At least that's the case for Miriam Moore of Columbia, who today turns 105 after a lifetime of dancing and general high energy.
She was born in 1907 to Mathias and Ellen Teufel, the second-to-youngest of five children.
She's been active since the beginning.
"We didn't have television," Moore said of her childhood.
Instead, she and her neighborhood friends played tag and hide-and-seek in the construction site of Columbia's unfinished high school.
Moore, however, would never earn that diploma.
By 1917, when she was 10 years old, both of her parents had passed away under circumstances that neither she nor her family members could recall.
"She never talked about it much," Moore's granddaughter, Michelle Thomas of York, said.
The deaths splintered Moore's family, and she went to live with her aunt, Mary Dennison, in Columbia.
"I wanted to pay my own way," Moore said, and so she withdrew from school as a teenager to work at the Schwartzenbach-Huber Silk Mills in Columbia.

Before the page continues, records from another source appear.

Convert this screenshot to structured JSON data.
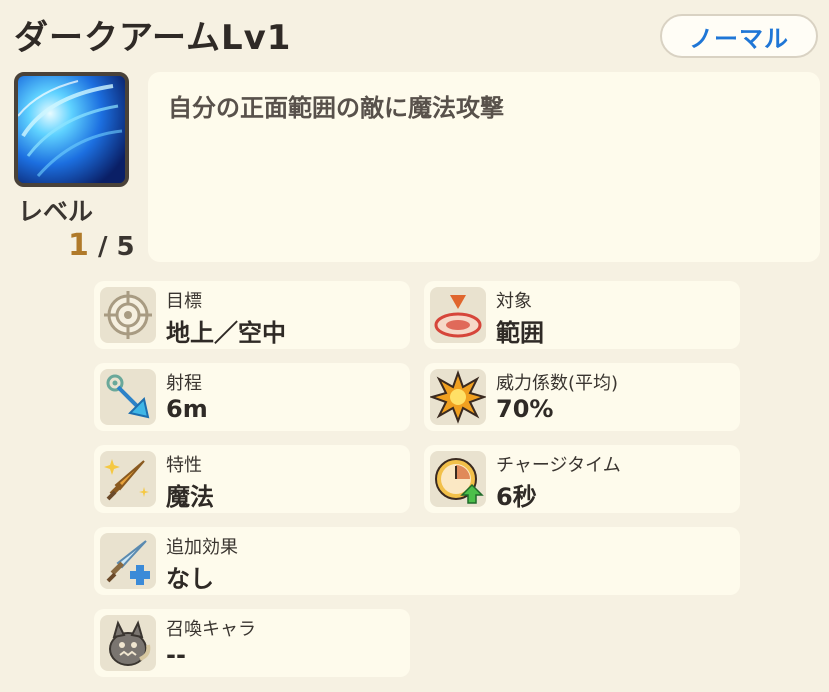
{
  "skill": {
    "title": "ダークアームLv1",
    "rarity": "ノーマル",
    "icon": "dark-arm-skill-icon",
    "level_label": "レベル",
    "level_current": "1",
    "level_max": "/ 5",
    "description": "自分の正面範囲の敵に魔法攻撃"
  },
  "stats": {
    "target": {
      "label": "目標",
      "value": "地上／空中",
      "icon": "crosshair-icon"
    },
    "object": {
      "label": "対象",
      "value": "範囲",
      "icon": "area-target-icon"
    },
    "range": {
      "label": "射程",
      "value": "6m",
      "icon": "range-arrow-icon"
    },
    "power": {
      "label": "威力係数(平均)",
      "value": "70%",
      "icon": "explosion-icon"
    },
    "trait": {
      "label": "特性",
      "value": "魔法",
      "icon": "sword-sparkle-icon"
    },
    "charge": {
      "label": "チャージタイム",
      "value": "6秒",
      "icon": "clock-up-icon"
    },
    "extra": {
      "label": "追加効果",
      "value": "なし",
      "icon": "sword-plus-icon"
    },
    "summon": {
      "label": "召喚キャラ",
      "value": "--",
      "icon": "summon-creature-icon"
    }
  },
  "colors": {
    "background": "#f6f1e2",
    "panel": "#fefbec",
    "rarity_text": "#1f76d6",
    "level_current": "#b07a2a"
  }
}
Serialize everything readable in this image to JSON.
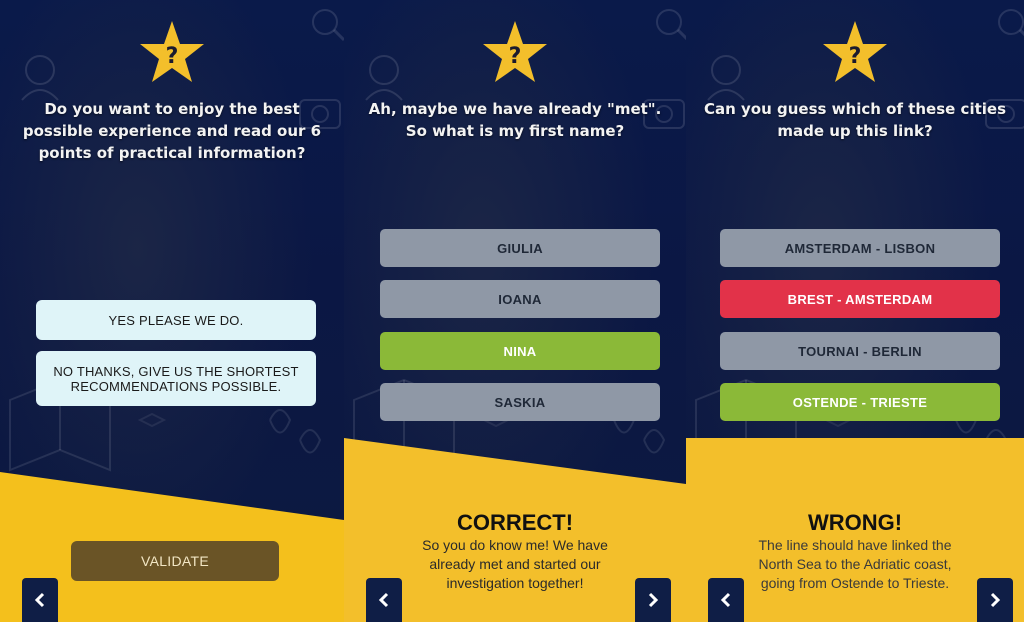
{
  "panel1": {
    "question": "Do you want to enjoy the best possible experience and read our 6 points of practical information?",
    "option_yes": "YES PLEASE WE DO.",
    "option_no": "NO THANKS, GIVE US THE SHORTEST RECOMMENDATIONS POSSIBLE.",
    "validate_label": "VALIDATE",
    "back_icon": "chevron-left-icon"
  },
  "panel2": {
    "question": "Ah, maybe we have already \"met\". So what is my first name?",
    "answers": [
      "GIULIA",
      "IOANA",
      "NINA",
      "SASKIA"
    ],
    "result_title": "CORRECT!",
    "result_text": "So you do know me! We have already met and started our investigation together!",
    "back_icon": "chevron-left-icon",
    "next_icon": "chevron-right-icon"
  },
  "panel3": {
    "question": "Can you guess which of these cities made up this link?",
    "answers": [
      "AMSTERDAM - LISBON",
      "BREST - AMSTERDAM",
      "TOURNAI - BERLIN",
      "OSTENDE - TRIESTE"
    ],
    "result_title": "WRONG!",
    "result_text": "The line should have linked the North Sea to the Adriatic coast, going from Ostende to Trieste.",
    "back_icon": "chevron-left-icon",
    "next_icon": "chevron-right-icon"
  },
  "colors": {
    "star": "#f3bf2b",
    "correct": "#8bb938",
    "wrong": "#e23249",
    "neutral": "#8f98a6",
    "panel_bg": "#0b1744",
    "yellow": "#f3bf2b"
  }
}
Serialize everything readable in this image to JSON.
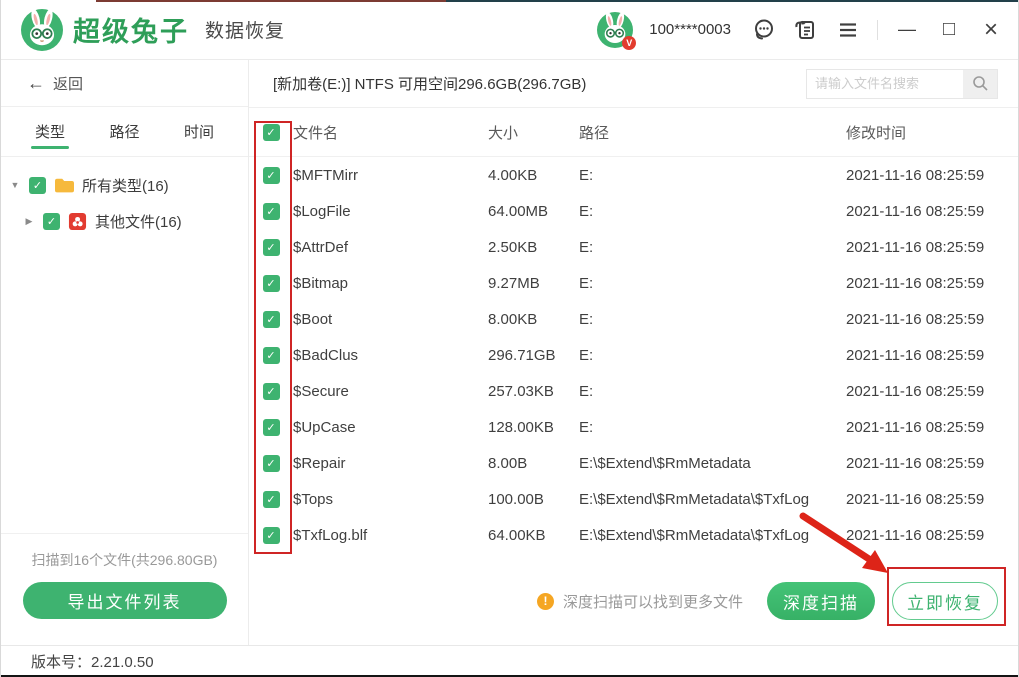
{
  "titlebar": {
    "brand": "超级兔子",
    "product": "数据恢复",
    "account": "100****0003"
  },
  "icons": {
    "back_arrow": "←",
    "caret_down": "▼",
    "caret_right": "▶",
    "check": "✓",
    "warning": "!",
    "minimize": "—",
    "maximize": "□",
    "close": "×",
    "badge_v": "V"
  },
  "sidebar": {
    "back_label": "返回",
    "tabs": [
      {
        "label": "类型",
        "active": true
      },
      {
        "label": "路径",
        "active": false
      },
      {
        "label": "时间",
        "active": false
      }
    ],
    "tree": [
      {
        "label": "所有类型(16)",
        "icon": "folder-icon",
        "checked": true,
        "expanded": true
      },
      {
        "label": "其他文件(16)",
        "icon": "other-file-icon",
        "checked": true,
        "expanded": false
      }
    ],
    "scan_summary": "扫描到16个文件(共296.80GB)",
    "export_button": "导出文件列表"
  },
  "main": {
    "volume_info": "[新加卷(E:)] NTFS 可用空间296.6GB(296.7GB)",
    "search_placeholder": "请输入文件名搜索",
    "table": {
      "columns": [
        "文件名",
        "大小",
        "路径",
        "修改时间"
      ],
      "header_checked": true,
      "rows": [
        {
          "checked": true,
          "name": "$MFTMirr",
          "size": "4.00KB",
          "path": "E:",
          "time": "2021-11-16 08:25:59"
        },
        {
          "checked": true,
          "name": "$LogFile",
          "size": "64.00MB",
          "path": "E:",
          "time": "2021-11-16 08:25:59"
        },
        {
          "checked": true,
          "name": "$AttrDef",
          "size": "2.50KB",
          "path": "E:",
          "time": "2021-11-16 08:25:59"
        },
        {
          "checked": true,
          "name": "$Bitmap",
          "size": "9.27MB",
          "path": "E:",
          "time": "2021-11-16 08:25:59"
        },
        {
          "checked": true,
          "name": "$Boot",
          "size": "8.00KB",
          "path": "E:",
          "time": "2021-11-16 08:25:59"
        },
        {
          "checked": true,
          "name": "$BadClus",
          "size": "296.71GB",
          "path": "E:",
          "time": "2021-11-16 08:25:59"
        },
        {
          "checked": true,
          "name": "$Secure",
          "size": "257.03KB",
          "path": "E:",
          "time": "2021-11-16 08:25:59"
        },
        {
          "checked": true,
          "name": "$UpCase",
          "size": "128.00KB",
          "path": "E:",
          "time": "2021-11-16 08:25:59"
        },
        {
          "checked": true,
          "name": "$Repair",
          "size": "8.00B",
          "path": "E:\\$Extend\\$RmMetadata",
          "time": "2021-11-16 08:25:59"
        },
        {
          "checked": true,
          "name": "$Tops",
          "size": "100.00B",
          "path": "E:\\$Extend\\$RmMetadata\\$TxfLog",
          "time": "2021-11-16 08:25:59"
        },
        {
          "checked": true,
          "name": "$TxfLog.blf",
          "size": "64.00KB",
          "path": "E:\\$Extend\\$RmMetadata\\$TxfLog",
          "time": "2021-11-16 08:25:59"
        }
      ]
    },
    "hint": "深度扫描可以找到更多文件",
    "deep_scan_button": "深度扫描",
    "recover_button": "立即恢复"
  },
  "footer": {
    "version_text": "版本号：2.21.0.50"
  },
  "colors": {
    "brand_green": "#2e9e58",
    "accent_green": "#3eb370",
    "warning_orange": "#f5a623",
    "annotation_red": "#cf2525",
    "badge_red": "#e23c2e"
  }
}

On the side, Moore was an avid dancer.
Her love of waltzes and fox trots led her to J. Edwin Moore, her future husband, whom she met at a church masquerade party.
"My neighbor had boys, and she always took me along to her Sunday school parties," Moore said. "That's where I met Ed. I went with him because he was a good dancer."
In 1935, the pair married, and Moore quit her job at the silk mill after almost a decade.
They went dancing two to three times a week. This pastime kept her fit and connected to her loved ones, she said.
"I lived long because I had a lot of love and the Lord gave me good health," she said. "When you love and have good health, you have everything."
Moore had one child, a son also named J. Edwin Moore. He moved to Daphne, Ala., where he works in publishing.
Moore's husband eventually became a manager at Tank Truck Rental Co. He passed away in 1984, and Moore lived alone after his death.
Eight years ago, at the age of 96, Moore moved into St. John's Herr Estate, where she lives in a private apartment.
She remains active and athletic to this day.
Matt Landis, the home's community life and recreation coordinator, said Moore participates in fitness class three times a week. More than that, he said she actually leads it when he's not available.
The class is "very active," he said. "We use weights, and it's pretty intensive."
The rest of her schedule includes watching game shows, devouring novels and playing cards with other residents.
"We used to play penny poker," she said mischievously, although now she prefers bridge. "We were big spenders."
If this is a sign of her slowing down, Moore shows few others.
When asked what event or development in the last century surprised her the most, she replied, "My old age."